Волк, остановив вороного, показал плетью на большое село, раскинувшееся в долине и краями наползающее на близлежащие холмы. Окликнув сотенных, велел разворачивать стан. В сторону села тут же умчался десяток вершников, без оружия, с белым щитом — знаком мира. Староста явился к вечеру, охлюпкой скакал на невысоком, но мускулистом рабочем жеребце, молодцевато спрыгнул, едва остановив коня, поколебавшись, отдал его подошедшему ратнику Снял войлочную шапку обнажив седеющую с залысинами голову поклонился воеводе Волку Ратша пригласил старосту на трапезу Староста сдержанно попробовал еду пригубил густое красное вино.

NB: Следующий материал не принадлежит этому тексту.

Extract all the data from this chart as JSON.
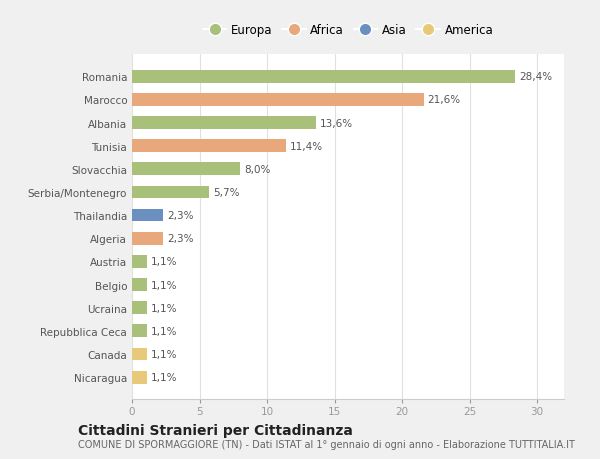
{
  "categories": [
    "Romania",
    "Marocco",
    "Albania",
    "Tunisia",
    "Slovacchia",
    "Serbia/Montenegro",
    "Thailandia",
    "Algeria",
    "Austria",
    "Belgio",
    "Ucraina",
    "Repubblica Ceca",
    "Canada",
    "Nicaragua"
  ],
  "values": [
    28.4,
    21.6,
    13.6,
    11.4,
    8.0,
    5.7,
    2.3,
    2.3,
    1.1,
    1.1,
    1.1,
    1.1,
    1.1,
    1.1
  ],
  "labels": [
    "28,4%",
    "21,6%",
    "13,6%",
    "11,4%",
    "8,0%",
    "5,7%",
    "2,3%",
    "2,3%",
    "1,1%",
    "1,1%",
    "1,1%",
    "1,1%",
    "1,1%",
    "1,1%"
  ],
  "continents": [
    "Europa",
    "Africa",
    "Europa",
    "Africa",
    "Europa",
    "Europa",
    "Asia",
    "Africa",
    "Europa",
    "Europa",
    "Europa",
    "Europa",
    "America",
    "America"
  ],
  "continent_colors": {
    "Europa": "#a8c07a",
    "Africa": "#e8a87c",
    "Asia": "#6b8fbf",
    "America": "#e8c97a"
  },
  "legend_order": [
    "Europa",
    "Africa",
    "Asia",
    "America"
  ],
  "xlim": [
    0,
    32
  ],
  "xticks": [
    0,
    5,
    10,
    15,
    20,
    25,
    30
  ],
  "title": "Cittadini Stranieri per Cittadinanza",
  "subtitle": "COMUNE DI SPORMAGGIORE (TN) - Dati ISTAT al 1° gennaio di ogni anno - Elaborazione TUTTITALIA.IT",
  "bg_color": "#f0f0f0",
  "plot_bg_color": "#ffffff",
  "bar_height": 0.55,
  "title_fontsize": 10,
  "subtitle_fontsize": 7,
  "label_fontsize": 7.5,
  "ytick_fontsize": 7.5,
  "xtick_fontsize": 7.5,
  "legend_fontsize": 8.5
}
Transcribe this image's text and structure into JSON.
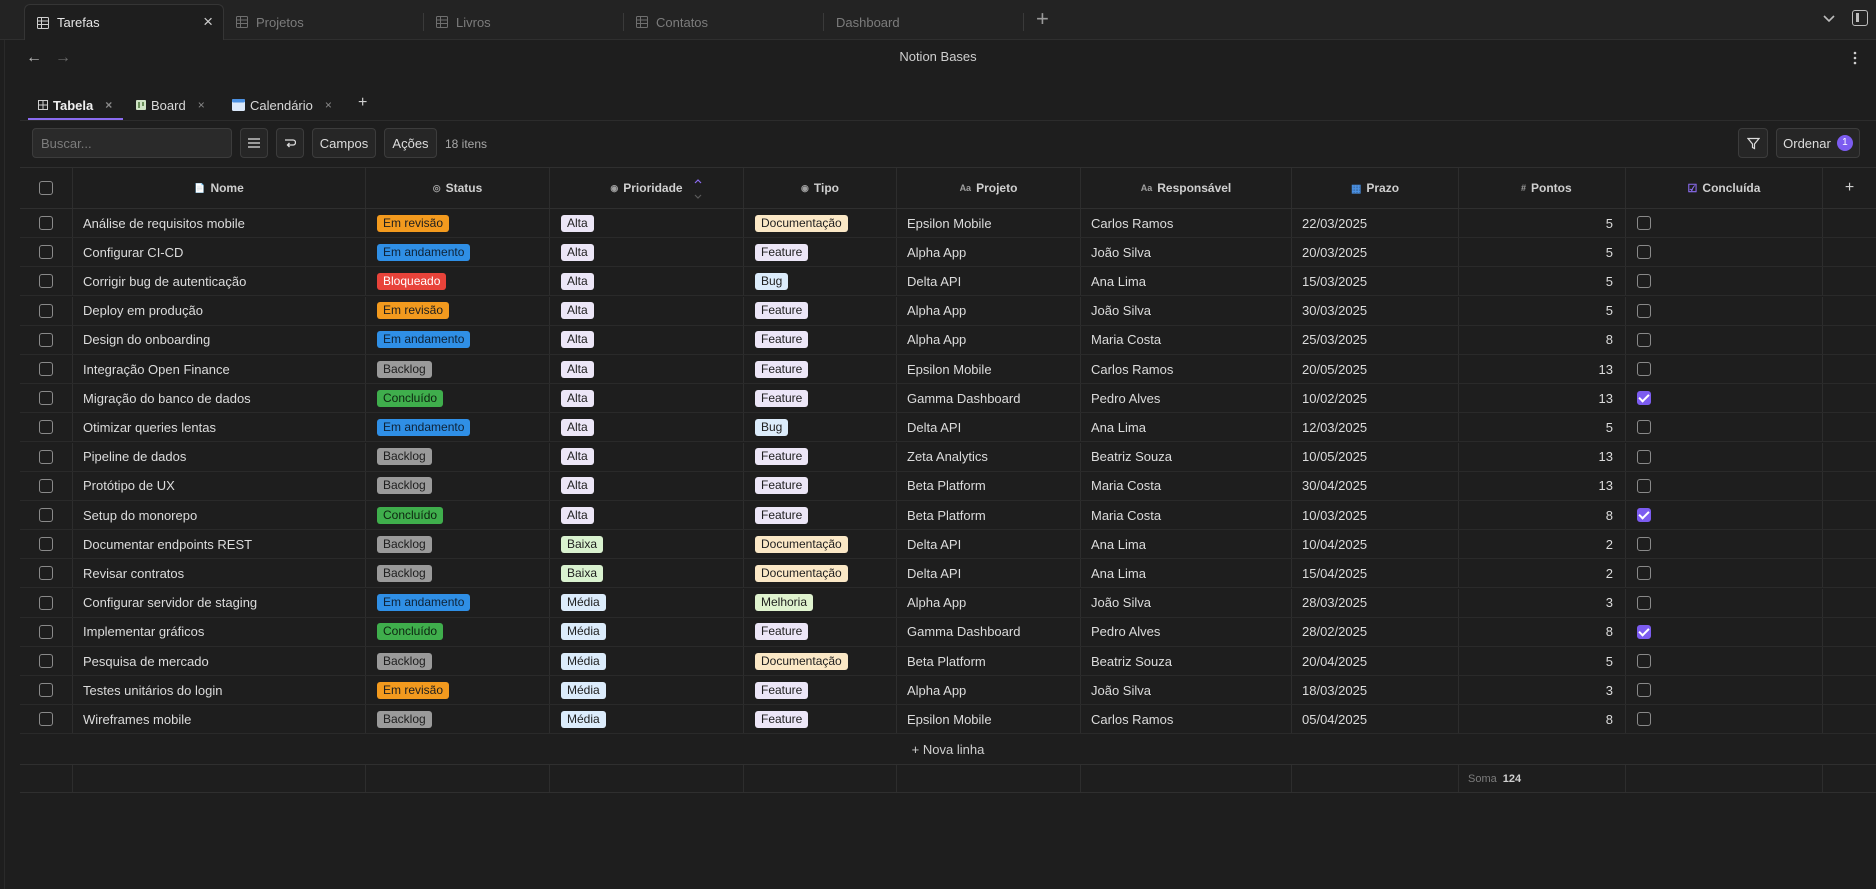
{
  "tabs": [
    {
      "label": "Tarefas",
      "active": true
    },
    {
      "label": "Projetos",
      "active": false
    },
    {
      "label": "Livros",
      "active": false
    },
    {
      "label": "Contatos",
      "active": false
    },
    {
      "label": "Dashboard",
      "active": false
    }
  ],
  "icons": {
    "tab_close": "×",
    "tab_add": "+",
    "back": "←",
    "forward": "→",
    "view_close": "×",
    "view_add": "+",
    "new_row_plus": "+"
  },
  "page": {
    "title": "Notion Bases"
  },
  "views": [
    {
      "label": "Tabela",
      "active": true
    },
    {
      "label": "Board",
      "active": false
    },
    {
      "label": "Calendário",
      "active": false
    }
  ],
  "toolbar": {
    "search_placeholder": "Buscar...",
    "fields_label": "Campos",
    "actions_label": "Ações",
    "item_count": "18 itens",
    "sort_label": "Ordenar",
    "sort_count": "1"
  },
  "columns": {
    "name": "Nome",
    "status": "Status",
    "priority": "Prioridade",
    "type": "Tipo",
    "project": "Projeto",
    "owner": "Responsável",
    "due": "Prazo",
    "points": "Pontos",
    "done": "Concluída",
    "add_column": "+"
  },
  "column_icons": {
    "name": "📄",
    "status": "◎",
    "priority": "◉",
    "type": "◉",
    "project": "Aa",
    "owner": "Aa",
    "due": "▦",
    "points": "#",
    "done": "☑"
  },
  "status_colors": {
    "Em revisão": {
      "bg": "#f39a1e",
      "fg": "#1e1e1e"
    },
    "Em andamento": {
      "bg": "#2f8fe6",
      "fg": "#0e2236"
    },
    "Bloqueado": {
      "bg": "#e8433a",
      "fg": "#ffffff"
    },
    "Backlog": {
      "bg": "#9a9a9a",
      "fg": "#1e1e1e"
    },
    "Concluído": {
      "bg": "#3fae4c",
      "fg": "#0d2410"
    }
  },
  "priority_colors": {
    "Alta": {
      "bg": "#ece6f7",
      "fg": "#1e1e1e"
    },
    "Baixa": {
      "bg": "#d9f2cf",
      "fg": "#1e1e1e"
    },
    "Média": {
      "bg": "#dcecfb",
      "fg": "#1e1e1e"
    }
  },
  "type_colors": {
    "Documentação": {
      "bg": "#fbe8c6",
      "fg": "#1e1e1e"
    },
    "Feature": {
      "bg": "#ece6f7",
      "fg": "#1e1e1e"
    },
    "Bug": {
      "bg": "#dcecfb",
      "fg": "#1e1e1e"
    },
    "Melhoria": {
      "bg": "#dff3cf",
      "fg": "#1e1e1e"
    }
  },
  "rows": [
    {
      "name": "Análise de requisitos mobile",
      "status": "Em revisão",
      "priority": "Alta",
      "type": "Documentação",
      "project": "Epsilon Mobile",
      "owner": "Carlos Ramos",
      "due": "22/03/2025",
      "points": "5",
      "done": false
    },
    {
      "name": "Configurar CI-CD",
      "status": "Em andamento",
      "priority": "Alta",
      "type": "Feature",
      "project": "Alpha App",
      "owner": "João Silva",
      "due": "20/03/2025",
      "points": "5",
      "done": false
    },
    {
      "name": "Corrigir bug de autenticação",
      "status": "Bloqueado",
      "priority": "Alta",
      "type": "Bug",
      "project": "Delta API",
      "owner": "Ana Lima",
      "due": "15/03/2025",
      "points": "5",
      "done": false
    },
    {
      "name": "Deploy em produção",
      "status": "Em revisão",
      "priority": "Alta",
      "type": "Feature",
      "project": "Alpha App",
      "owner": "João Silva",
      "due": "30/03/2025",
      "points": "5",
      "done": false
    },
    {
      "name": "Design do onboarding",
      "status": "Em andamento",
      "priority": "Alta",
      "type": "Feature",
      "project": "Alpha App",
      "owner": "Maria Costa",
      "due": "25/03/2025",
      "points": "8",
      "done": false
    },
    {
      "name": "Integração Open Finance",
      "status": "Backlog",
      "priority": "Alta",
      "type": "Feature",
      "project": "Epsilon Mobile",
      "owner": "Carlos Ramos",
      "due": "20/05/2025",
      "points": "13",
      "done": false
    },
    {
      "name": "Migração do banco de dados",
      "status": "Concluído",
      "priority": "Alta",
      "type": "Feature",
      "project": "Gamma Dashboard",
      "owner": "Pedro Alves",
      "due": "10/02/2025",
      "points": "13",
      "done": true
    },
    {
      "name": "Otimizar queries lentas",
      "status": "Em andamento",
      "priority": "Alta",
      "type": "Bug",
      "project": "Delta API",
      "owner": "Ana Lima",
      "due": "12/03/2025",
      "points": "5",
      "done": false
    },
    {
      "name": "Pipeline de dados",
      "status": "Backlog",
      "priority": "Alta",
      "type": "Feature",
      "project": "Zeta Analytics",
      "owner": "Beatriz Souza",
      "due": "10/05/2025",
      "points": "13",
      "done": false
    },
    {
      "name": "Protótipo de UX",
      "status": "Backlog",
      "priority": "Alta",
      "type": "Feature",
      "project": "Beta Platform",
      "owner": "Maria Costa",
      "due": "30/04/2025",
      "points": "13",
      "done": false
    },
    {
      "name": "Setup do monorepo",
      "status": "Concluído",
      "priority": "Alta",
      "type": "Feature",
      "project": "Beta Platform",
      "owner": "Maria Costa",
      "due": "10/03/2025",
      "points": "8",
      "done": true
    },
    {
      "name": "Documentar endpoints REST",
      "status": "Backlog",
      "priority": "Baixa",
      "type": "Documentação",
      "project": "Delta API",
      "owner": "Ana Lima",
      "due": "10/04/2025",
      "points": "2",
      "done": false
    },
    {
      "name": "Revisar contratos",
      "status": "Backlog",
      "priority": "Baixa",
      "type": "Documentação",
      "project": "Delta API",
      "owner": "Ana Lima",
      "due": "15/04/2025",
      "points": "2",
      "done": false
    },
    {
      "name": "Configurar servidor de staging",
      "status": "Em andamento",
      "priority": "Média",
      "type": "Melhoria",
      "project": "Alpha App",
      "owner": "João Silva",
      "due": "28/03/2025",
      "points": "3",
      "done": false
    },
    {
      "name": "Implementar gráficos",
      "status": "Concluído",
      "priority": "Média",
      "type": "Feature",
      "project": "Gamma Dashboard",
      "owner": "Pedro Alves",
      "due": "28/02/2025",
      "points": "8",
      "done": true
    },
    {
      "name": "Pesquisa de mercado",
      "status": "Backlog",
      "priority": "Média",
      "type": "Documentação",
      "project": "Beta Platform",
      "owner": "Beatriz Souza",
      "due": "20/04/2025",
      "points": "5",
      "done": false
    },
    {
      "name": "Testes unitários do login",
      "status": "Em revisão",
      "priority": "Média",
      "type": "Feature",
      "project": "Alpha App",
      "owner": "João Silva",
      "due": "18/03/2025",
      "points": "3",
      "done": false
    },
    {
      "name": "Wireframes mobile",
      "status": "Backlog",
      "priority": "Média",
      "type": "Feature",
      "project": "Epsilon Mobile",
      "owner": "Carlos Ramos",
      "due": "05/04/2025",
      "points": "8",
      "done": false
    }
  ],
  "new_row_label": "+ Nova linha",
  "footer": {
    "sum_label": "Soma",
    "sum_value": "124"
  }
}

— Я человек набольший князя русского Святослава, — сказал Волк. —- Люди называют меня Ратшей Волком, сыном Ивора Собаки. Всё, что я скажу тебе, говорит князь моими устами.
От старосты вкусно пахло ячменным суслом, землёй и ещё чем-то тем, чем награждает труженника обильная болгарская земля. Он не спеша обтёр о холщовые штаны руки, положил их на колени, приготовился слушать. Лицо, бурое от летнего солнца, с прорезями редких морщин, выражало полное спокойствие, без трепета и испуга, светло-карие глаза не мигая смотрели на воеводу. Ратша продолжил:
— Русы не враги болгарам. Мы пришли забрать эти земли под свою власть, как некогда наши предки стали княжить над Вышгородом и Киевом. Мы будем защищать сии земли от врагов, вершить суды по справедливости и по правде болгарской. Людей, что примут нашу руку, мы не тронем, а обилие и припас в походе будем покупать золотом. Тех, кто вздынет меч на нас, мечом же карать и будем. Передай это своему волостелю.
— Как же сказать ему? — развёл руками староста. — Нет у нас волостеля.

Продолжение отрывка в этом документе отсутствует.